The Medium Term Program, the OECD and the IMF’s estimated the Turkish growth for 2012 at 4 percent, 3 percent and 2 percent, respectively. A sharp drop in growth rate is expected for two reasons: First, almost half of Turkey’s exports go to Europe, whose troubles imply a fall in imports from Turkey. Second, European banks are expected to lower credit supply substantially which means that it will be more difficult for Turkey to access foreign funds. The balance of payments figures for the last couple of months revealed this, as well.
Therefore, 2012 growth at the 1-3 percent interval seems reasonable. The possibility of contraction should also be considered if things get worse in Europe. What can Turkey to in that case? To answer this, it is needed to pay attention to the fact that such risk will mainly stem from the blockage of access to foreign finance.
During the first months of 2012, inflation rate will be slightly above or slightly below 10 percent. With that picture, it will be difficult to change the direction of the monetary policy with a convincing rationale. However, with a focus on the steps to counteract economic contraction, it can be argued that profit margins will narrow down considerably and a downwards pressure will be put on prices. Difficultly faced in accessing foreign funds will push up exchange rates and thus prices. If the downwards pressure proves stronger, this can be a convincing rationale considering inflation and the Central Bank can at least lower reserve requirements. Still, given the current climate, it is impossible to reach a concrete judgment about monetary policy. In fact, it is this uncertainty that forced the Central Bank to widen the interest rate corridor in the first place.

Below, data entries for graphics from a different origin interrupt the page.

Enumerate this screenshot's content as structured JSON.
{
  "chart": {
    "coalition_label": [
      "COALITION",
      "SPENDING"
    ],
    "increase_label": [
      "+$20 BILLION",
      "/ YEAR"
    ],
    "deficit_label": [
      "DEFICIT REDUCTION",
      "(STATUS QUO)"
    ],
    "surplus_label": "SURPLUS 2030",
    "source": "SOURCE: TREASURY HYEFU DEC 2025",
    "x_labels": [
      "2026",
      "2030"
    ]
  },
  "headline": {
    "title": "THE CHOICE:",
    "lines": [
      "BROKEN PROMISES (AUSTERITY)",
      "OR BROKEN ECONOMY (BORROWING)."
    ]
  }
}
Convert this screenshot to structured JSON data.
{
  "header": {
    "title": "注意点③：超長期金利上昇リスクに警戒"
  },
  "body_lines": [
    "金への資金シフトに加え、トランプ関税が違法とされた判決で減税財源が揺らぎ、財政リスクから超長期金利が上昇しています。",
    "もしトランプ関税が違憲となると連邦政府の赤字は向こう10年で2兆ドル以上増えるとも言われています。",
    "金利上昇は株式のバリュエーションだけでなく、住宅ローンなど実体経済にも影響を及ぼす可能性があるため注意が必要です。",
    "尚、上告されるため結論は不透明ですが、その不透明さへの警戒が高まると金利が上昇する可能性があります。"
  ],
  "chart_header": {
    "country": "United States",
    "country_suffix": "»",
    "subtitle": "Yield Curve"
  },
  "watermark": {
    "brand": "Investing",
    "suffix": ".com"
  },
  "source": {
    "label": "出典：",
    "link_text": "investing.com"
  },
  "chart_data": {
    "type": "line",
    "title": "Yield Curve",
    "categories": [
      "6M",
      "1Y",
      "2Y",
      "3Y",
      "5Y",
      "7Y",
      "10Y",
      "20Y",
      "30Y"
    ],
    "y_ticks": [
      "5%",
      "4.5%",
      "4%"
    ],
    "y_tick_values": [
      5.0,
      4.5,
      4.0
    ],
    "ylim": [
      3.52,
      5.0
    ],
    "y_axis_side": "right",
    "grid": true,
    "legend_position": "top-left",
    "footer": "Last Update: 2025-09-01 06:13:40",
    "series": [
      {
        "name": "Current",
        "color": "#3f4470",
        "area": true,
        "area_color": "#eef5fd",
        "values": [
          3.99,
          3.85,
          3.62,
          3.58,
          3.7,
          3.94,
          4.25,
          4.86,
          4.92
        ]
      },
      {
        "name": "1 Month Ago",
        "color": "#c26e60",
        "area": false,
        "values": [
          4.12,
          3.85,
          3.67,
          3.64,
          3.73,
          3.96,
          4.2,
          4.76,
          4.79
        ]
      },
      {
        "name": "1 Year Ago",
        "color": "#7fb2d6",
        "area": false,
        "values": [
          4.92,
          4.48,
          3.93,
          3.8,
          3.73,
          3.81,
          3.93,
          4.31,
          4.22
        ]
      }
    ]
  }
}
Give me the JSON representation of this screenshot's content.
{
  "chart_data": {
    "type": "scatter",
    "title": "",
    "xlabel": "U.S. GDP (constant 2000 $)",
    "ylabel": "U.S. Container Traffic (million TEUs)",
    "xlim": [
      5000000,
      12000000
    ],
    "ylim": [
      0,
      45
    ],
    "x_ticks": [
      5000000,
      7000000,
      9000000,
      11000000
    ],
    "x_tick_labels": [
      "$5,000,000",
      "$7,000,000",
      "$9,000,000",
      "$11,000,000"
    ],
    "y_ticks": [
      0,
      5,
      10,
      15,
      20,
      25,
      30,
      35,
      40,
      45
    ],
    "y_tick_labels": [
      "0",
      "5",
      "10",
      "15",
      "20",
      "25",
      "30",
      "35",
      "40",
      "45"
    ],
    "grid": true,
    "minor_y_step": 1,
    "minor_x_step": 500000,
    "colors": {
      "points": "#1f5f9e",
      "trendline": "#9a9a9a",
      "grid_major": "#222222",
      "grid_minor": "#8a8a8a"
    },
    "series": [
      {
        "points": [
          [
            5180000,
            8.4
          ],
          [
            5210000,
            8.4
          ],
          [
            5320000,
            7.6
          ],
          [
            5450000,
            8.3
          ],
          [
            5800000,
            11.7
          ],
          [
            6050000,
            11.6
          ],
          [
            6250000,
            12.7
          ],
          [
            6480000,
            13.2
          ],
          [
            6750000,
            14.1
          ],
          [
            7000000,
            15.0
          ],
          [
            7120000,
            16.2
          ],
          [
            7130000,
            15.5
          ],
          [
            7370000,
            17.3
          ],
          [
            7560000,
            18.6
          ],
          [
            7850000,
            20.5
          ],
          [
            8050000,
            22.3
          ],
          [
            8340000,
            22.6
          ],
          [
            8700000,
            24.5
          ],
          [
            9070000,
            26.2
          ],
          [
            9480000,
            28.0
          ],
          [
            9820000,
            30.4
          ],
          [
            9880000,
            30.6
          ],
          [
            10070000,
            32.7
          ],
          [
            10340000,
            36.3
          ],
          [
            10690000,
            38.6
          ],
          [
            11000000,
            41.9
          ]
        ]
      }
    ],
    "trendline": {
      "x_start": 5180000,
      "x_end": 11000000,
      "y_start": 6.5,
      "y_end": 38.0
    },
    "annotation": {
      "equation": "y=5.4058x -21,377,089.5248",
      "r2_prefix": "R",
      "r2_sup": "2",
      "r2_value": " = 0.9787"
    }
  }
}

The fiscal policy steps are more definite. The figure below shows the degree of actual or declared steps to loosen fiscal policy in some emerging market economies starting with April 2009. Horizontal axis gives the ratio of fiscal policy loosening to gross domestic product (GDP) and the ratio grows as you move to right. Vertical axis gives the ratio of public debt to GDP and the ratio grows as you move up. The expected correlation is as follows: “Countries with a higher debt ratio introduces a lower degree of fiscal loosening and vice versa. This actually was the result. The curve shows this correlation, sloping from northwest to southeast.
In short, countries that have a low public debt ratio have a larger room to react against economic contraction. Of course, to be able to do this, they should not be facing a hike in risk perception due to some other reason. Otherwise, this action would make things worse. Turkey’s debt ratio is currently 41 percent, close to 40 percent recorded at the end of 2008. If deemed necessary, Turkey can implement a fiscal expansion to boost domestic demand. Some might argue, “Risk perception is remarkably high due to current account deficit. Such a policy would further the risk perception.” But this would not be a correct judgment, since the economy will eventually contract and thus the current account deficit will ease as the access to foreign funds will be hindered. Anyway, let us hope for the best so that such a policy will not be necessary.
Figure 1. Correlation between the level of public debt and expansionary measures during the global crisis (% to GDP)
This commentary was published in Radikal daily on 24.12.2011.